Review of Emily

Emily (2022)
A worthy and imaginative addition to the canon of Emily Bronte bios.
26 February 2023
"How did you write Wuthering Heights?" Charlotte "I took my pen and put it to paper," Emily (Emma Mackey) "There is something more, something you are hiding from me." Charlotte

"Something more" is what new bio-Emily explores. It's not about Emily Dickenson, but it could very well be. Like the secretive poet, a reclusive artist of the 19th century, Emily Bronte, is the subject of this lovely and imaginative film as it imagines a more robust life than the demur novelist lived, one where we could see the intimations of her gothic romance, Wuthering Heights, in the tumult of a parsonage on the Yorkshire moors and a love to mold fictionally into Heathcliff, the troubled hero of the novel-one of the greatest ever penned in English.

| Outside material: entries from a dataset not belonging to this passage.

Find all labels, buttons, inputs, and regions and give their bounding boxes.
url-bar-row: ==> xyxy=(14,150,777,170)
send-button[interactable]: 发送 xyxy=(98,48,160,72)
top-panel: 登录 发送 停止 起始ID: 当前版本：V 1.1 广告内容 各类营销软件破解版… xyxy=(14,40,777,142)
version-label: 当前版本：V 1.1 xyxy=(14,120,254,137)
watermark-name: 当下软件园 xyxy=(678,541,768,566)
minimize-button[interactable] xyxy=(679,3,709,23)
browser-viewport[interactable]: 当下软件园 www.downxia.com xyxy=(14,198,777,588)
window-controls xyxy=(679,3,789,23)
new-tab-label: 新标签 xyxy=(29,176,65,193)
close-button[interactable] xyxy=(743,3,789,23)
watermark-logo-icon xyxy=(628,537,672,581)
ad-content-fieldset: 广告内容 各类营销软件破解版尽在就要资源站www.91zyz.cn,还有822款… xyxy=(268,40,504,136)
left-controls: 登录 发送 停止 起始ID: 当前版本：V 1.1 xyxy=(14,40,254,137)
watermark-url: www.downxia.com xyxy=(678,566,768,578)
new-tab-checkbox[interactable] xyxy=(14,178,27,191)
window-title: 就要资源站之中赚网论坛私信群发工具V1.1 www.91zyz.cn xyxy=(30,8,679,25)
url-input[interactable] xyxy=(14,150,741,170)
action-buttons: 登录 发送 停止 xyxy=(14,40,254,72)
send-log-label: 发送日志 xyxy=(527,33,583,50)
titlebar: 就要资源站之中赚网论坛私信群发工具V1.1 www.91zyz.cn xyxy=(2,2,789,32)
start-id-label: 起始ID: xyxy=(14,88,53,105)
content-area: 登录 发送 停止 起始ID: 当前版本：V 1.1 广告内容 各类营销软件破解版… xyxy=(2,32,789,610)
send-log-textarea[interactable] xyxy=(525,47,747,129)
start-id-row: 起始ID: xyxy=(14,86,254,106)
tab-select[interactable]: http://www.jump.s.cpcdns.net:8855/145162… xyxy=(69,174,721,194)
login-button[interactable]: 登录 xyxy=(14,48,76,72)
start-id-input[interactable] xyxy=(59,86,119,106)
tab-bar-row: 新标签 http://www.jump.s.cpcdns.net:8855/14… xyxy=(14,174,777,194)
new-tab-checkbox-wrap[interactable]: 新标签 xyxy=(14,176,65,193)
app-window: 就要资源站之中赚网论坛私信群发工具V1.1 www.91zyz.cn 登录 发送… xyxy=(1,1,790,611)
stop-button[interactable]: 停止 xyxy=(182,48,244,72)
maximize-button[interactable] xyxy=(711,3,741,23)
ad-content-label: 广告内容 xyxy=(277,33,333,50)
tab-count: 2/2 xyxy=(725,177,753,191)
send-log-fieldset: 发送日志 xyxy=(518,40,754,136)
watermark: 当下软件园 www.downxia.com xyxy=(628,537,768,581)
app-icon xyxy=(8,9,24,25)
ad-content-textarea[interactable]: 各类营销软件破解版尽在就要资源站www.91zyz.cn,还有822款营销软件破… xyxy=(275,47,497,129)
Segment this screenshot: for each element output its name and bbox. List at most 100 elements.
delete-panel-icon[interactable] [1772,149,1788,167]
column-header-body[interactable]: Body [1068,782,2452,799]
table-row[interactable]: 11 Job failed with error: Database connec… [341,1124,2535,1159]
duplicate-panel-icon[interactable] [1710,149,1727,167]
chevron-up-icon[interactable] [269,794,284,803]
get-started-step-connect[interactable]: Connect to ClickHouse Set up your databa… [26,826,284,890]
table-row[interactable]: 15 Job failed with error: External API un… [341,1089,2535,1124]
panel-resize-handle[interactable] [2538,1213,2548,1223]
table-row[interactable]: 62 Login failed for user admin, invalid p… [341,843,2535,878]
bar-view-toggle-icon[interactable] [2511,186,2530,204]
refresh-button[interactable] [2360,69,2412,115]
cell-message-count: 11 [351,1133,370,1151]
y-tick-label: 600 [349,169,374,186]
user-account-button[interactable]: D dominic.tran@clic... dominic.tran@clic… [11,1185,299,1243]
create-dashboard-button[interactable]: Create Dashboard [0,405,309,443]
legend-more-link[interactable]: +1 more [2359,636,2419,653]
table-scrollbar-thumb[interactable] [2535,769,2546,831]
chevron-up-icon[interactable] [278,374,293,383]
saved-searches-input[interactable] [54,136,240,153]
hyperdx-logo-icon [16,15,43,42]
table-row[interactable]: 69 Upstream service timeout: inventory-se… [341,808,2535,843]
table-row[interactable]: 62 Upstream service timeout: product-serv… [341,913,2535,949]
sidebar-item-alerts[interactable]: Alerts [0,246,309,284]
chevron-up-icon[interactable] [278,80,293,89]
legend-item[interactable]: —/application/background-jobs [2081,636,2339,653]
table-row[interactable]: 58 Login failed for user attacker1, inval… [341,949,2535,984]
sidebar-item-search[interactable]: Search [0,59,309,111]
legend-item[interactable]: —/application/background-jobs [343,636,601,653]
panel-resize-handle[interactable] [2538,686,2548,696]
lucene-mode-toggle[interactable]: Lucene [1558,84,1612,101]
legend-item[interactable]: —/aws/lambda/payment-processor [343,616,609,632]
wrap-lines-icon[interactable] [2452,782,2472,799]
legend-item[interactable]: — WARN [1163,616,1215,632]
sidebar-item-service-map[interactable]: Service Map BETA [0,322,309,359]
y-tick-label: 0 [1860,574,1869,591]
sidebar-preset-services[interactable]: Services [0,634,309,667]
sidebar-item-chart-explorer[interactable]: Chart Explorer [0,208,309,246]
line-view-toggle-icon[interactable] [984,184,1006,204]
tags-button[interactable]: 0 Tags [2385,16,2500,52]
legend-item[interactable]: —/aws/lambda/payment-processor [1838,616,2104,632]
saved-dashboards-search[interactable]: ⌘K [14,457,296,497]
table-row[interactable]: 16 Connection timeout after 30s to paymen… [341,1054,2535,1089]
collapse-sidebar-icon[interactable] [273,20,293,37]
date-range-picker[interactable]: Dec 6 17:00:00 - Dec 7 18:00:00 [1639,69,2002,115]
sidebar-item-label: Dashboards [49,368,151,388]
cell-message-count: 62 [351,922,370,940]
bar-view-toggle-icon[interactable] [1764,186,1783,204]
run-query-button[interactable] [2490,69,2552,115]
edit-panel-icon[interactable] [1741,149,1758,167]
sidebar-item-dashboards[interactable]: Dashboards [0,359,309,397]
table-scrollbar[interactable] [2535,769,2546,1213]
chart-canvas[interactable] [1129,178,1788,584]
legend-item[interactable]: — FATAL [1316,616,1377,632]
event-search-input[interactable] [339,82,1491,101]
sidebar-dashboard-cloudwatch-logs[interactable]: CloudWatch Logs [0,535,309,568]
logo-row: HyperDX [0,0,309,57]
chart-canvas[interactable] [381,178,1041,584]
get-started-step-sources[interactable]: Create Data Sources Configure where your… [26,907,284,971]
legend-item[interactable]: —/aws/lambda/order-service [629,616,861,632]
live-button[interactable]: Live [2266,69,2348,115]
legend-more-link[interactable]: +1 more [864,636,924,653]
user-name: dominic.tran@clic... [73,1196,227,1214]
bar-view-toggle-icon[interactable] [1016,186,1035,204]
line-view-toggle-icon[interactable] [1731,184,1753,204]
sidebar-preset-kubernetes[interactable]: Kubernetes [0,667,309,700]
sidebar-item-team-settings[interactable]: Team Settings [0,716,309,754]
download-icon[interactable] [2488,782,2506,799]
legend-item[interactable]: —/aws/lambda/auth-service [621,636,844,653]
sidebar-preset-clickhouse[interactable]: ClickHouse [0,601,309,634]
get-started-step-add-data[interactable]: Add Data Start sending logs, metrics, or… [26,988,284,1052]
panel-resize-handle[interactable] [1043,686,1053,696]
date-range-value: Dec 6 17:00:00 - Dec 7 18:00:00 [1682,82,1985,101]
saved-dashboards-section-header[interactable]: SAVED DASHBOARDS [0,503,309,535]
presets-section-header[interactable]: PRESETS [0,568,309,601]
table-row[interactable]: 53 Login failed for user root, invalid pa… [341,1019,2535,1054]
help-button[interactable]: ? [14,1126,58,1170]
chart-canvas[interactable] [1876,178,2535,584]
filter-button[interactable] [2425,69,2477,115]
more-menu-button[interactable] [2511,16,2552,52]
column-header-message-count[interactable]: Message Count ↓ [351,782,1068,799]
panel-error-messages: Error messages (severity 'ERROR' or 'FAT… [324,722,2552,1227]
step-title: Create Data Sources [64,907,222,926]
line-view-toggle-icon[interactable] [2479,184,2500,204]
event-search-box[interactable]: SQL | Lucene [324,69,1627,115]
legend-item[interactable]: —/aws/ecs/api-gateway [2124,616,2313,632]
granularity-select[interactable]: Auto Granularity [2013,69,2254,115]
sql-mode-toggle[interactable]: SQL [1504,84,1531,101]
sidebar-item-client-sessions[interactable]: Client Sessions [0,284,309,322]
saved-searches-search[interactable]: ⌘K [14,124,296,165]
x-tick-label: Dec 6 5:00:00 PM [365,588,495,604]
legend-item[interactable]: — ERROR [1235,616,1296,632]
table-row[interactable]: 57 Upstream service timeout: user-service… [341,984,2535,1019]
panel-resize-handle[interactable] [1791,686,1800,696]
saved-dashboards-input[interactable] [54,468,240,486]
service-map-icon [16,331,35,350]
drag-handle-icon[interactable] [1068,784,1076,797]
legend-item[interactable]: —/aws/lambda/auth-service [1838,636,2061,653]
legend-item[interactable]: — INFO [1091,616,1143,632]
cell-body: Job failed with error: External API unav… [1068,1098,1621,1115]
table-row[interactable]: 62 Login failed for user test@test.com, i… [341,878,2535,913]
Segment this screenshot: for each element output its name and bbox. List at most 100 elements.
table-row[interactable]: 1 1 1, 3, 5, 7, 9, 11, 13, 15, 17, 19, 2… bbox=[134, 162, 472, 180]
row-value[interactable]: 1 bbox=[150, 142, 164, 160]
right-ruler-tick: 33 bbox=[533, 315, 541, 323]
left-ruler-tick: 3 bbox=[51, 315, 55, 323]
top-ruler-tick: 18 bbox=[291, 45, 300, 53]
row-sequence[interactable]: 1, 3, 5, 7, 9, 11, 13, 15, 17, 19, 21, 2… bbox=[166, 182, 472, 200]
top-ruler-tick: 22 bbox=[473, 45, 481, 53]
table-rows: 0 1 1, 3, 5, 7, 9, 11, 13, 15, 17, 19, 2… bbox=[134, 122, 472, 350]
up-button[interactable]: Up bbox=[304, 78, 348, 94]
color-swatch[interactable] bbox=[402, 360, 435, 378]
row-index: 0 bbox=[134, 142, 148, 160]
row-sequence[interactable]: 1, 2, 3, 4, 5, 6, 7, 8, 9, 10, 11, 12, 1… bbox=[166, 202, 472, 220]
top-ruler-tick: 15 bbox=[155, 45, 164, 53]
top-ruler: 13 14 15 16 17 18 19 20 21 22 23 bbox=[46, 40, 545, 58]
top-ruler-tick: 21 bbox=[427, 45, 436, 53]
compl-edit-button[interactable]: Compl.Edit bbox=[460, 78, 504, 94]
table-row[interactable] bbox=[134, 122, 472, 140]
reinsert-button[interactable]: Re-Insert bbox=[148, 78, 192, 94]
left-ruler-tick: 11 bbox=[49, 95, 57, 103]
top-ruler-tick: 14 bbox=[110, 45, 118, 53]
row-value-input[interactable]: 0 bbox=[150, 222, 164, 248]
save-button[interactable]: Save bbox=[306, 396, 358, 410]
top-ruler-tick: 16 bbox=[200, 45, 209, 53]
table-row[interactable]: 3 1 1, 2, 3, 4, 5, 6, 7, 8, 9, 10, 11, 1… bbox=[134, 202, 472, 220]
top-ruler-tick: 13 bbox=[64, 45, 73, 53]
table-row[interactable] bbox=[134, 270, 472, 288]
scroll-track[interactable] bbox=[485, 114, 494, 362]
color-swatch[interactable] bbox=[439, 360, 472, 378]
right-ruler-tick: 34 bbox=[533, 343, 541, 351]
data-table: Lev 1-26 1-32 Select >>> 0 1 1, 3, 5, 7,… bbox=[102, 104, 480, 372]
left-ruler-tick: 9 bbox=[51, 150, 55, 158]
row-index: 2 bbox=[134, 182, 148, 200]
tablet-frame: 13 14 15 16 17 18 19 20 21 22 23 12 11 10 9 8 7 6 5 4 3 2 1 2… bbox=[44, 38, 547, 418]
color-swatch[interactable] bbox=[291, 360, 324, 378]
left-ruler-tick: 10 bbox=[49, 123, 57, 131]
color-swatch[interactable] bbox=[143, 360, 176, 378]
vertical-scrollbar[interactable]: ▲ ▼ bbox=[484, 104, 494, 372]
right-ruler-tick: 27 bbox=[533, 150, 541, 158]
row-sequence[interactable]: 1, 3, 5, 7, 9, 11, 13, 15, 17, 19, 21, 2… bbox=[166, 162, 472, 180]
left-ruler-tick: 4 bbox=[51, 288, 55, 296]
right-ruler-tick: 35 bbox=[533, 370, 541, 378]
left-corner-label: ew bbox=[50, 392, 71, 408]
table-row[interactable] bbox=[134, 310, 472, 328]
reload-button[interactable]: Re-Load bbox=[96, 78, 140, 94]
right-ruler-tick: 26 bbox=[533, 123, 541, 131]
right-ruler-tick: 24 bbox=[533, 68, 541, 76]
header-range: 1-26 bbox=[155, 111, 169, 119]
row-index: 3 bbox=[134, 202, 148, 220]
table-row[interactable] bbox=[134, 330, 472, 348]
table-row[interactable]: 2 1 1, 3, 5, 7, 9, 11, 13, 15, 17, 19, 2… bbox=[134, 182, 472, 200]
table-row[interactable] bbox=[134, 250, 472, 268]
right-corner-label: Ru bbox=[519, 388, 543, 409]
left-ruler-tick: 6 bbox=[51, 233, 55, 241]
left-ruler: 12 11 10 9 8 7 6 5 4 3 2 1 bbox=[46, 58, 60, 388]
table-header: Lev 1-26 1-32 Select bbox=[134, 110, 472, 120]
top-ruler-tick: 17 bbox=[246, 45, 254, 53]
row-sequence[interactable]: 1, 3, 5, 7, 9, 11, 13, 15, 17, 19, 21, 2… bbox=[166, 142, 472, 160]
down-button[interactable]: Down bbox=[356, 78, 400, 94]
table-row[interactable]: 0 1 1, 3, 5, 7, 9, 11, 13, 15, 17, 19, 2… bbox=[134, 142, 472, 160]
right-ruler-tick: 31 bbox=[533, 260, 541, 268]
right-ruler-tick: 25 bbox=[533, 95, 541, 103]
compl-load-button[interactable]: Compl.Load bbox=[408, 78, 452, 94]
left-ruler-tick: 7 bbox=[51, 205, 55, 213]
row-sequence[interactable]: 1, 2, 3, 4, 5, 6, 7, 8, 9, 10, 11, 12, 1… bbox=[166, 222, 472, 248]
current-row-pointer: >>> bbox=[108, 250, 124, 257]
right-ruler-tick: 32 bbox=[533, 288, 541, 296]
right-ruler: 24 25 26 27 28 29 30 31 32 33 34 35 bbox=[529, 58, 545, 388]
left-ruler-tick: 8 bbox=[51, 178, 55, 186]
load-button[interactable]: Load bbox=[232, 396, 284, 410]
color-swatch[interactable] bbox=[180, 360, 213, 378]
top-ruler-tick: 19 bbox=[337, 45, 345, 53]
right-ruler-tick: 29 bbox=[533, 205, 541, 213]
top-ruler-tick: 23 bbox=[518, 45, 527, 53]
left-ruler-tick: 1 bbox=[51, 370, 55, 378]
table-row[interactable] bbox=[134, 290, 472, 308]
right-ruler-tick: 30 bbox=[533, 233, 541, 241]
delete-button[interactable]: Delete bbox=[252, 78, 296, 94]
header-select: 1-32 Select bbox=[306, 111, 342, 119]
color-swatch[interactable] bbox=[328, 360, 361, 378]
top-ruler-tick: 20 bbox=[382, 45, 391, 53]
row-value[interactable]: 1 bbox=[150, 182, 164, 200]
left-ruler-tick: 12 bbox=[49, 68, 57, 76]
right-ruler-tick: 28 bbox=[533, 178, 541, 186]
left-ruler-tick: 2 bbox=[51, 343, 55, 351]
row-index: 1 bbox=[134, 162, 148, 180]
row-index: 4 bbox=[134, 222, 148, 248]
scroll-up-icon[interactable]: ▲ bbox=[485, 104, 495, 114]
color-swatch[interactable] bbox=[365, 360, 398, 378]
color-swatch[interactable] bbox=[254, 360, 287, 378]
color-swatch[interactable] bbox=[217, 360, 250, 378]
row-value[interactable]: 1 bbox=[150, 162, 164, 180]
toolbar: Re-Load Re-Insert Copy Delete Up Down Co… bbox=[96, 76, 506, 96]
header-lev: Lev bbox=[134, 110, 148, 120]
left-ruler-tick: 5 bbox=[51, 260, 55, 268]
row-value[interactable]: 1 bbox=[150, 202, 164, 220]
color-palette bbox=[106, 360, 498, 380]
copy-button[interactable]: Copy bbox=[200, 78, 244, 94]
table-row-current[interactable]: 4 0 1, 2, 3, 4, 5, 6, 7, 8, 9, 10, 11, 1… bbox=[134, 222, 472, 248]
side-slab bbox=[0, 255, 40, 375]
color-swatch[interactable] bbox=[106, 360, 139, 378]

Frances O'Connor, an actress for thirty years turned writer and director and Emma Mackey doing a stormy star turn as Emily help create a memorable biography that stands proudly beside the recent Bright Star (2009) and A Quiet Passion (2016). Not to be forgotten are Devotion (1946) with Ida Lupino as Emily and The Bronte Sisters (1979) with Isabelle Adjani as Emily. The role brings out the best in actresses, Moreso with Mackey, whose face was born to be in front of a camera.

No one who has walked the moors of Yorkshire parish and drank in the Haworth pub can deny the influence the barren landscape and fast-running ale could affect any of Emily and Charlotte's romantic characters. Being daughters of curate Patrick (Adrian Dunbar), the ladies and other sister, lesser artist Ann, can dream only of being teachers, hardly acclaimed writers. Alas, they can dream of being artists, about the only worthy profession open to them as long as they assume masculine names.

Although this cinematic take is rife with poetic license, the spirit of that dynamic family and its artistic children, includes dissolute artist, brother Branwel (Fionn Whitehead), with whose incestuous yearnings O'Connor titillates the audience. The brooding landscape, captured in clouds and perpetual rain by cinematographer Nanu Segal, could have turned Emily into a brooding, rebellious writer of a classic novel for all times.

O'Connor's romantic curate, William Weightman (Oliver Jackson-Cohen), impossibly handsome, and Emily engage in tempestuous romance to rival that of Cathy and Heathcliff of WH fame. This "Emily" is brimming with sensibility and chaos, also conditions that will turn Charlotte into the world-class author of Jane Eyre. My oh my, what a family.